El siguiente trabajo era intentar dormir, un reto para ella, teniendo en cuenta las nuevas circunstancias que había descubierto por mediación de las cintas de seguridad. Además, existía la preocupación muy real de que J. J. se despertara. A veces, Laurie deseaba no tener necesidad de dormir, pues creía que se contentaría con leer durante toda la noche. Pero cada mañana, sin excepción, se sentía agotada más o menos durante la primera hora, de modo que sabía cuál era la realidad.

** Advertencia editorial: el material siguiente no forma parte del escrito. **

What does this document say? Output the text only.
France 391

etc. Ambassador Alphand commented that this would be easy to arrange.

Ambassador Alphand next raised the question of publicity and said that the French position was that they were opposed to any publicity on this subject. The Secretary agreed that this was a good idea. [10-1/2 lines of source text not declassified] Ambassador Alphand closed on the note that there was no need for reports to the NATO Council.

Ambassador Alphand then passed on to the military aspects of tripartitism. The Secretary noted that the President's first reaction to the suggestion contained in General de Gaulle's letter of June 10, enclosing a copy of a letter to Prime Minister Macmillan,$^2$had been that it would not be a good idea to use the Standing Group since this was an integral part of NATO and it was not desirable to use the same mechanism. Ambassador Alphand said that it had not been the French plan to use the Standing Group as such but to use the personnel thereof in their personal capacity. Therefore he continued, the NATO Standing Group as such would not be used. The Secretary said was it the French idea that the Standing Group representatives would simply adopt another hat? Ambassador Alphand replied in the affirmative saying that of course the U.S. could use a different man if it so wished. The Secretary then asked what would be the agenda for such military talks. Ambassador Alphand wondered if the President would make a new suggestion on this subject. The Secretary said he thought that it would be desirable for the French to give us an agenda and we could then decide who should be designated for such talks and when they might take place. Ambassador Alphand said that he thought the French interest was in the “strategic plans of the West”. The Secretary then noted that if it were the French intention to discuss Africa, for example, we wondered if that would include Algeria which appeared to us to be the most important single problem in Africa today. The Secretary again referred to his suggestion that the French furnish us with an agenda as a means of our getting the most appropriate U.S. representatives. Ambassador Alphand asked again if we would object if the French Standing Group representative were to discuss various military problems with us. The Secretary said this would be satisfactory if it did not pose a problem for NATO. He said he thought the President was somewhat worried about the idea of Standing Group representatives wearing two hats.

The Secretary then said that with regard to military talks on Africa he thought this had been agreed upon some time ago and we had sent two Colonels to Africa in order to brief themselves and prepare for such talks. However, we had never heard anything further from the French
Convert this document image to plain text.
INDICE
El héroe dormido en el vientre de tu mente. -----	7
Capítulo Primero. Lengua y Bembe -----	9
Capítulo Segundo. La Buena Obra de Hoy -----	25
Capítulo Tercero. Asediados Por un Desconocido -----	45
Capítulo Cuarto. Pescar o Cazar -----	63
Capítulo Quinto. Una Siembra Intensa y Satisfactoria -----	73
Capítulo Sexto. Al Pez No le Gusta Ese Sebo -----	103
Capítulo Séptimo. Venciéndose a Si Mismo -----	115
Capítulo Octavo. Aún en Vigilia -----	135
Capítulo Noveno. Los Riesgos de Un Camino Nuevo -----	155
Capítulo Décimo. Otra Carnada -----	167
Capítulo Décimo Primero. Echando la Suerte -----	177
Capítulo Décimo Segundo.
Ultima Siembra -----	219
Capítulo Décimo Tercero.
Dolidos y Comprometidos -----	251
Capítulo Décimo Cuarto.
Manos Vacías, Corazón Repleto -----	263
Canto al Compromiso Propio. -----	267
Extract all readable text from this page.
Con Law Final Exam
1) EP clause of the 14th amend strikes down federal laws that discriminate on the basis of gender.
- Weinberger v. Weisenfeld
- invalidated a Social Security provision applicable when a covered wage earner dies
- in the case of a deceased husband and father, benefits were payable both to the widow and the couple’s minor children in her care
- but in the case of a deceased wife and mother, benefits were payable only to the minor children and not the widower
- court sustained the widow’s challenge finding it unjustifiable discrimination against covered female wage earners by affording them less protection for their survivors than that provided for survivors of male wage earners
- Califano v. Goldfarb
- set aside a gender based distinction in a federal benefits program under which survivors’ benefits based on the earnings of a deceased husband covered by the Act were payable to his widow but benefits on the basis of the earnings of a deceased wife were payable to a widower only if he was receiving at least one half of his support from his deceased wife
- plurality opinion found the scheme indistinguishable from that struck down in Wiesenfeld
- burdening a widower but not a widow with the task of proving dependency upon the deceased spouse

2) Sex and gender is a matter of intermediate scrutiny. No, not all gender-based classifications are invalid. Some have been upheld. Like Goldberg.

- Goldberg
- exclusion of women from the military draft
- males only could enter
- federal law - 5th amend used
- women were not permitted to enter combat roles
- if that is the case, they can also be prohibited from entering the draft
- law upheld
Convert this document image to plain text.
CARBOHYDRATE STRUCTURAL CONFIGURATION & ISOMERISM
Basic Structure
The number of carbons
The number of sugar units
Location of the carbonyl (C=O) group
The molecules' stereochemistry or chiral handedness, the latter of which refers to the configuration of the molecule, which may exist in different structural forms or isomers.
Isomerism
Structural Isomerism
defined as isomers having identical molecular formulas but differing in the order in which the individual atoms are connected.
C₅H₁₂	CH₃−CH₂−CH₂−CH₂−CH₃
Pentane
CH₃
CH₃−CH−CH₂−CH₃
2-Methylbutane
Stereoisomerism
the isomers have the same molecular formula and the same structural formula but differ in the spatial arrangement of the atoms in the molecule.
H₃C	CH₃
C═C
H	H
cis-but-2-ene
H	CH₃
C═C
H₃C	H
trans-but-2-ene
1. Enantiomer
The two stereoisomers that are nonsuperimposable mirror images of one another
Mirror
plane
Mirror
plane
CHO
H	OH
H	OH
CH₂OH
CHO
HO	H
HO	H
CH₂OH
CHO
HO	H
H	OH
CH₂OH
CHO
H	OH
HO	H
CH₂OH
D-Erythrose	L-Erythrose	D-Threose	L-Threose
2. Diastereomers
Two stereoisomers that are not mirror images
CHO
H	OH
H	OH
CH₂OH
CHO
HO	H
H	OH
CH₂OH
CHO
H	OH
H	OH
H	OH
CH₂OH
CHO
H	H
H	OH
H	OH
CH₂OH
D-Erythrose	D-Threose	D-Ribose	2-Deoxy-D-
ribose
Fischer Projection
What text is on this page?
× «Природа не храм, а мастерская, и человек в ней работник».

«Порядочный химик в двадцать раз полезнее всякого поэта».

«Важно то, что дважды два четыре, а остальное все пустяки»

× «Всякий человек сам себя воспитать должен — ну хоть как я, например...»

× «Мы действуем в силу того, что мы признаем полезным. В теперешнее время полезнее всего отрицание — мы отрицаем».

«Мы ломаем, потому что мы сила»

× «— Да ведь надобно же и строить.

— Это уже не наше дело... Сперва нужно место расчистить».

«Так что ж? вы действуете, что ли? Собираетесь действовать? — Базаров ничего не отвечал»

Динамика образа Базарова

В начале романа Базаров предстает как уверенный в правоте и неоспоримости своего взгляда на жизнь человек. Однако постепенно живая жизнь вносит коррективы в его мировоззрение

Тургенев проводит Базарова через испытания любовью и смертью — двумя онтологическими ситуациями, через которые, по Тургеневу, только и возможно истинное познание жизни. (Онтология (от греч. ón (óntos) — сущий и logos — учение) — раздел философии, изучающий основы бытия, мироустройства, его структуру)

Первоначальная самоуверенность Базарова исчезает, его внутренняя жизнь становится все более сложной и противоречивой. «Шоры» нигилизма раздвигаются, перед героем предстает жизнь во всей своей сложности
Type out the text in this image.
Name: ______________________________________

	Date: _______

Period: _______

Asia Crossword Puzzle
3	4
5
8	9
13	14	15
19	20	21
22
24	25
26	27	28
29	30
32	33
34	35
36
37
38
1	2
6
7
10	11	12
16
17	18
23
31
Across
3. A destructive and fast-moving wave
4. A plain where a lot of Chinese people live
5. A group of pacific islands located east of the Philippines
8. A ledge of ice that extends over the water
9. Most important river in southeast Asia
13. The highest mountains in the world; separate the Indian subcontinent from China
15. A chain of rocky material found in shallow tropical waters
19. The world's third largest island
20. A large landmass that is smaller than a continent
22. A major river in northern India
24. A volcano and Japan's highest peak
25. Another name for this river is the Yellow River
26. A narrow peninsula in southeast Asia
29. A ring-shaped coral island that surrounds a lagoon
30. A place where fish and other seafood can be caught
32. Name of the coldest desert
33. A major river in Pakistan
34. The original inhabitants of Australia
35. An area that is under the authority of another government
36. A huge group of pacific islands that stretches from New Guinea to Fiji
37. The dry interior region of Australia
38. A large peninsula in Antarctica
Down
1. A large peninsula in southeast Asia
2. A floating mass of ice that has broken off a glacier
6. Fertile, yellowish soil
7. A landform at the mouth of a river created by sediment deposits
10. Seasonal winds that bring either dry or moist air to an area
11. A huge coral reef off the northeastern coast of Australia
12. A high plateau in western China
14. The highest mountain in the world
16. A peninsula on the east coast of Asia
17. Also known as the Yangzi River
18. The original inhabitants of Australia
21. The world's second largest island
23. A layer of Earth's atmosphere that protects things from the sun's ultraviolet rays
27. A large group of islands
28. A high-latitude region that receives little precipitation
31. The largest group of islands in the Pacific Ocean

Después de ir a ver a J. J., que dormía profundamente, Laurie se dispuso a acostarse. Cuando se tendió por fin entre las sábanas y apagó la luz, reflexionó sobre el día. No había sido tan tranquilo. De hecho, había sido bastante ajetreado. Había echado de menos a J. J., tal como reflejaban todas sus llamadas a casa, y se había sentido herida cuando dio la impresión de rechazarla, lo cual sugería una vulnerabilidad definitiva. En el aspecto laboral, su caso no había tranquilizado su sensación de incompetencia, pero parecía que eso estaba cambiando con los descubrimientos de la noche. Una vez dicho y hecho todo, reconoció que le gustaba muchísimo su trabajo, y se sintió razonablemente segura de que era capaz de compaginar la profesión con la maternidad y de dar lo mejor de sí en ambas.